Lock free single producer/single consumer circular buffer - Can CPU speculation brole the memory barrier logic?

I have been looking at a lock free single producer/single consumer circular buffer when I thought about speculative execution and its effect on the simple code.

With this implementation, there is only a unique thread which can call the push() function and another unique thread which can call the pop() function.
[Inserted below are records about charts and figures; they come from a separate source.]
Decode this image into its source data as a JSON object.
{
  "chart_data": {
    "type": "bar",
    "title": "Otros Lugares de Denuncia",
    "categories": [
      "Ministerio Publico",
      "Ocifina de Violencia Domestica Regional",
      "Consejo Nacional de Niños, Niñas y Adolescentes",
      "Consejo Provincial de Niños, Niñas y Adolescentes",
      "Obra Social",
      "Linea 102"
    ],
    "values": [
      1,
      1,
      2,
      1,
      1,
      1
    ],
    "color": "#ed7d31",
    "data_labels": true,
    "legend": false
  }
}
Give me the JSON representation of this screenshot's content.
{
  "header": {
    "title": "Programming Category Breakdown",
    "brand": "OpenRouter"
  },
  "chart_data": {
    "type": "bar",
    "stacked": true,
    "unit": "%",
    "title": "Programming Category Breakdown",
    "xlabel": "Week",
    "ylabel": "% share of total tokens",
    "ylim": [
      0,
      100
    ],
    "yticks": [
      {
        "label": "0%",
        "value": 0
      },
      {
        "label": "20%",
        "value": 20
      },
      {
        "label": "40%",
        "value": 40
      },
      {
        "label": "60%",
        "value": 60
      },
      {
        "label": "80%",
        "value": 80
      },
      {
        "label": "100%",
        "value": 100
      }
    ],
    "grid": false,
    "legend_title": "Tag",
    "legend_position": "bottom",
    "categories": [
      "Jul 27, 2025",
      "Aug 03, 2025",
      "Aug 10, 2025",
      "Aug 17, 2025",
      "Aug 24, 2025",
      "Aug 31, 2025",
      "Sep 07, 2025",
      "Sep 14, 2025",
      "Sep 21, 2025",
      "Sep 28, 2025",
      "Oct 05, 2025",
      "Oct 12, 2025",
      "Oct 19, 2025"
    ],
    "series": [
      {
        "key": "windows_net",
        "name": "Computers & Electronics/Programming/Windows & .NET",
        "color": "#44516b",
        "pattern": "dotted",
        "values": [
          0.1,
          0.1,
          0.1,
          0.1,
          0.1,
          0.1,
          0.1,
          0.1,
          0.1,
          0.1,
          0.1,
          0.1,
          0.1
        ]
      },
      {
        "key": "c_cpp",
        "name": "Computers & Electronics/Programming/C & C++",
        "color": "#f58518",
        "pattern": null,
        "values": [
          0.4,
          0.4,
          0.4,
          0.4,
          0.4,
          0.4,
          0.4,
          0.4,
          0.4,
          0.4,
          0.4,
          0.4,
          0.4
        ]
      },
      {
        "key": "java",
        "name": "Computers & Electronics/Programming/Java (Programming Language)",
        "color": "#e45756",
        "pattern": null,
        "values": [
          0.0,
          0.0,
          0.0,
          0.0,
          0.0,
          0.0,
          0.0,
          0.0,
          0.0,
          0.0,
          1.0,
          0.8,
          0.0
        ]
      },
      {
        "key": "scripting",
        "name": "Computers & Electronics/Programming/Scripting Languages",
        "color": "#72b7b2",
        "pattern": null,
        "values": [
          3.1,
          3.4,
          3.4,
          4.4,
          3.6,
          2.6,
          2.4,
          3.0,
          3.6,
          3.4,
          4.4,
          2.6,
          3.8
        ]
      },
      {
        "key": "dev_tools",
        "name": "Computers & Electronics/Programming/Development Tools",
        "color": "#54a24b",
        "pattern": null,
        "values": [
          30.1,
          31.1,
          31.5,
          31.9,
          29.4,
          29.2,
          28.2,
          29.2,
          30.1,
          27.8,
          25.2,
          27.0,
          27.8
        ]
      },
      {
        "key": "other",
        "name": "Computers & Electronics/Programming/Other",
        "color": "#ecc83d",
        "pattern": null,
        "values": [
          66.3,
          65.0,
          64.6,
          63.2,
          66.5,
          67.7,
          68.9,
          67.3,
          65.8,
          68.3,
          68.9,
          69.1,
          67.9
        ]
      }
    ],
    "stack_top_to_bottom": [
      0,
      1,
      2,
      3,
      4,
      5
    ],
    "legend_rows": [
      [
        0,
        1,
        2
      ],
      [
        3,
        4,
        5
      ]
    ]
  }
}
Here is the Producer code:

bool push(const Element& item)
{       
  const auto current_tail = _tail.load(std::memory_order_relaxed);  //(1)
  const auto next_tail = increment(current_tail);

  if(next_tail != _head.load(std::memory_order_acquire))            //(2)               
  {     
    _array[current_tail] = item;                                    //(3)
    _tail.store(next_tail, std::memory_order_release);              //(4)
    return true;
  }
  return false; // full queue
}

Here is the Consumer code:

bool pop(Element& item)
{
  const auto current_head = _head.load(std::memory_order_relaxed);    //(1)
  if(current_head == _tail.load(std::memory_order_acquire))           //(2)
    return false; // empty queue

  item = _array[current_head];                                       //(3)
  _head.store(increment(current_head), std::memory_order_release);   //(4)
  return true;
}

The Question

What if the push() would be compiled as the following function due to speculative execution:

bool push(const Element& item)
{       
  const auto current_tail = _tail.load(std::memory_order_relaxed);  // 1
  const auto next_tail = increment(current_tail);

  //The load is performed before the test, it is valid
  const auto head = _head.load(std::memory_order_acquire);         

  //Here is the speculation, the CPU speculate that the test will succeed
  //store due to speculative execution AND it respects the memory order due to read-acquire
  _array[current_tail] = item;                             
  _tail.store(next_tail, std::memory_order_release); 

  //Note that in this case the test checks if you it has to restore the memory back
  if(next_tail == head)//the code was next_tail != _head.load(std::memory_order_acquire)    
  { 
   //We restore the memory back but the pop may have been called before and see an invalid memory
    _array[current_tail - 1] = item;                                 
    _tail.store(next_tail - 1, std::memory_order_release);             
    return true;
  }
  return false; // full queue
}

To me, to be perfectly valid the push function should make sure the barrier is issued after the condition success:

bool push(const Element& item)
{       
  const auto current_tail = _tail.load(std::memory_order_relaxed);  // 1
  const auto next_tail = increment(current_tail);                   
  if(next_tail != _head.load(std::memory_order_relaxed))            // 2               
  { 
    //Here we are sure that nothing can be reordered before the condition
    std::atomic_thread_fence(std::memory_order_acquire);            //2.1
    _array[current_tail] = item;                                    // 3
    _tail.store(next_tail, std::memory_order_release);              // 4
    return true;
  }
  return false; // full queue
}